Apple Inc. patents text filtering technology to prevent sexting
Tuesday morning, Apple, Inc. was awarded a patent on its new anti-sexting technology. Intended as a filter to control kids’ and teen’s text-messaging, the program goes beyond just sexting. Apple’s “anti-sexting technology” is built to regulate and control a full range of mobile communications.
Anti-sexting technology patent
Apple computers has been awarded a U.S. Patent on what the company is calling “anti-sexting” programming. The program is written in such a way that it “reads” and takes action based on the “content and intent” of a message, rather than on particular words or phrases used. Apple claims that this will work better than current tools available, because it is flexible enough to address multiple criteria. The technology is only intended for text messages and does not address images sent through the phone. The newly patented technology has not yet been integrated with any Apple products.

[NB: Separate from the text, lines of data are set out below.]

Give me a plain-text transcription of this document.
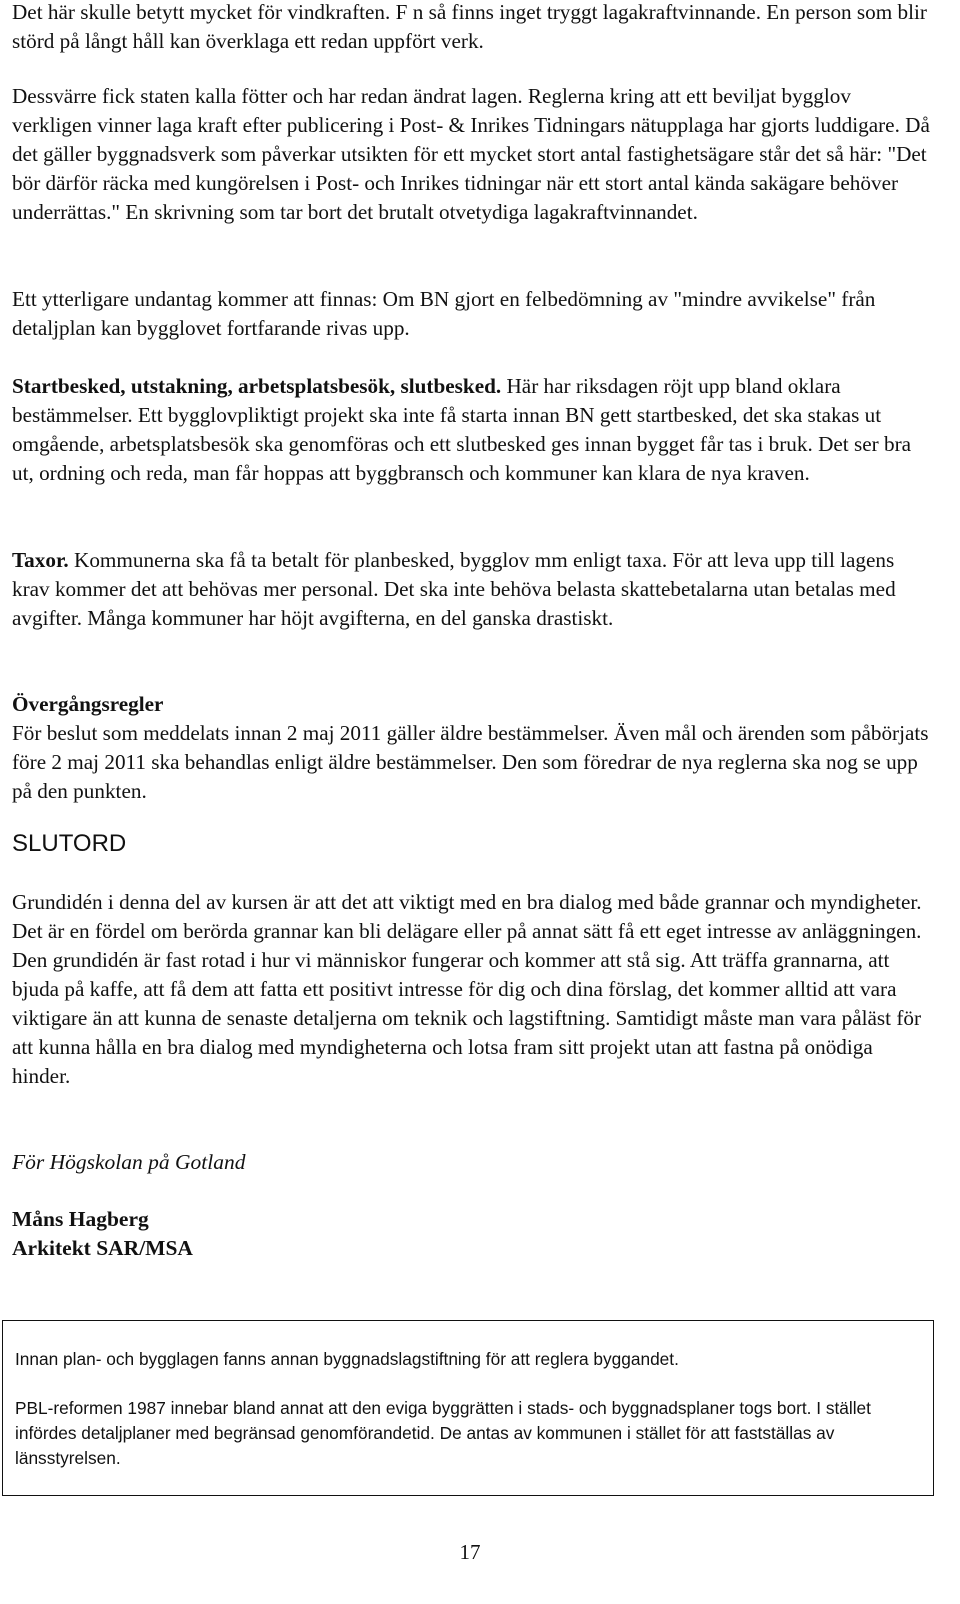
Det här skulle betytt mycket för vindkraften. F n så finns inget tryggt lagakraftvinnande. En person som blir störd på långt håll kan överklaga ett redan uppfört verk.

Dessvärre fick staten kalla fötter och har redan ändrat lagen. Reglerna kring att ett beviljat bygglov verkligen vinner laga kraft efter publicering i Post- & Inrikes Tidningars nätupplaga har gjorts luddigare. Då det gäller byggnadsverk som påverkar utsikten för ett mycket stort antal fastighetsägare står det så här: "Det bör därför räcka med kungörelsen i Post- och Inrikes tidningar när ett stort antal kända sakägare behöver underrättas." En skrivning som tar bort det brutalt otvetydiga lagakraftvinnandet.

Ett ytterligare undantag kommer att finnas: Om BN gjort en felbedömning av "mindre avvikelse" från detaljplan kan bygglovet fortfarande rivas upp.

Startbesked, utstakning, arbetsplatsbesök, slutbesked. Här har riksdagen röjt upp bland oklara bestämmelser. Ett bygglovpliktigt projekt ska inte få starta innan BN gett startbesked, det ska stakas ut omgående, arbetsplatsbesök ska genomföras och ett slutbesked ges innan bygget får tas i bruk. Det ser bra ut, ordning och reda, man får hoppas att byggbransch och kommuner kan klara de nya kraven.

Taxor. Kommunerna ska få ta betalt för planbesked, bygglov mm enligt taxa. För att leva upp till lagens krav kommer det att behövas mer personal. Det ska inte behöva belasta skattebetalarna utan betalas med avgifter. Många kommuner har höjt avgifterna, en del ganska drastiskt.

Övergångsregler
För beslut som meddelats innan 2 maj 2011 gäller äldre bestämmelser. Även mål och ärenden som påbörjats före 2 maj 2011 ska behandlas enligt äldre bestämmelser. Den som föredrar de nya reglerna ska nog se upp på den punkten.

SLUTORD

Grundidén i denna del av kursen är att det att viktigt med en bra dialog med både grannar och myndigheter. Det är en fördel om berörda grannar kan bli delägare eller på annat sätt få ett eget intresse av anläggningen. Den grundidén är fast rotad i hur vi människor fungerar och kommer att stå sig. Att träffa grannarna, att bjuda på kaffe, att få dem att fatta ett positivt intresse för dig och dina förslag, det kommer alltid att vara viktigare än att kunna de senaste detaljerna om teknik och lagstiftning. Samtidigt måste man vara påläst för att kunna hålla en bra dialog med myndigheterna och lotsa fram sitt projekt utan att fastna på onödiga hinder.

För Högskolan på Gotland

Måns Hagberg

Arkitekt SAR/MSA

Innan plan- och bygglagen fanns annan byggnadslagstiftning för att reglera byggandet.

PBL-reformen 1987 innebar bland annat att den eviga byggrätten i stads- och byggnadsplaner togs bort. I stället infördes detaljplaner med begränsad genomförandetid. De antas av kommunen i stället för att fastställas av länsstyrelsen.

17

Anti-sexting programming goes beyond sexting
The patent application for this Apple anti-sexting product cited several examples of how the product could go beyond controlling sexting. The program could also be used to require a certain number of a certain kind of texts to be sent. It could also block messages with grammar and spelling errors from being sent. In short, any kind of text message criteria could be set and required on just about any Apple device that carries this product.
Current text message control products
There are dozens, if not hundreds of current applications and programs intended to help limit or control text messaging. TigerText deletes text messages to keep them private. One application turns off texting functionality if the GPS if the device indicates it is going more than a certain number of miles per hour. There are also programs that can limit text messaging to a certain pre-set list of people or phone numbers.
Sexting as a personal right
The anti-sexting technology patented by Apple leaves a larger question open, however. At what point are rights being invaded? Some would say that children and teenagers need controls and limits on their communication and use of mobile technology. Adults, however, may find their communication recorded, monitored and even cut off depending on use of their own devices.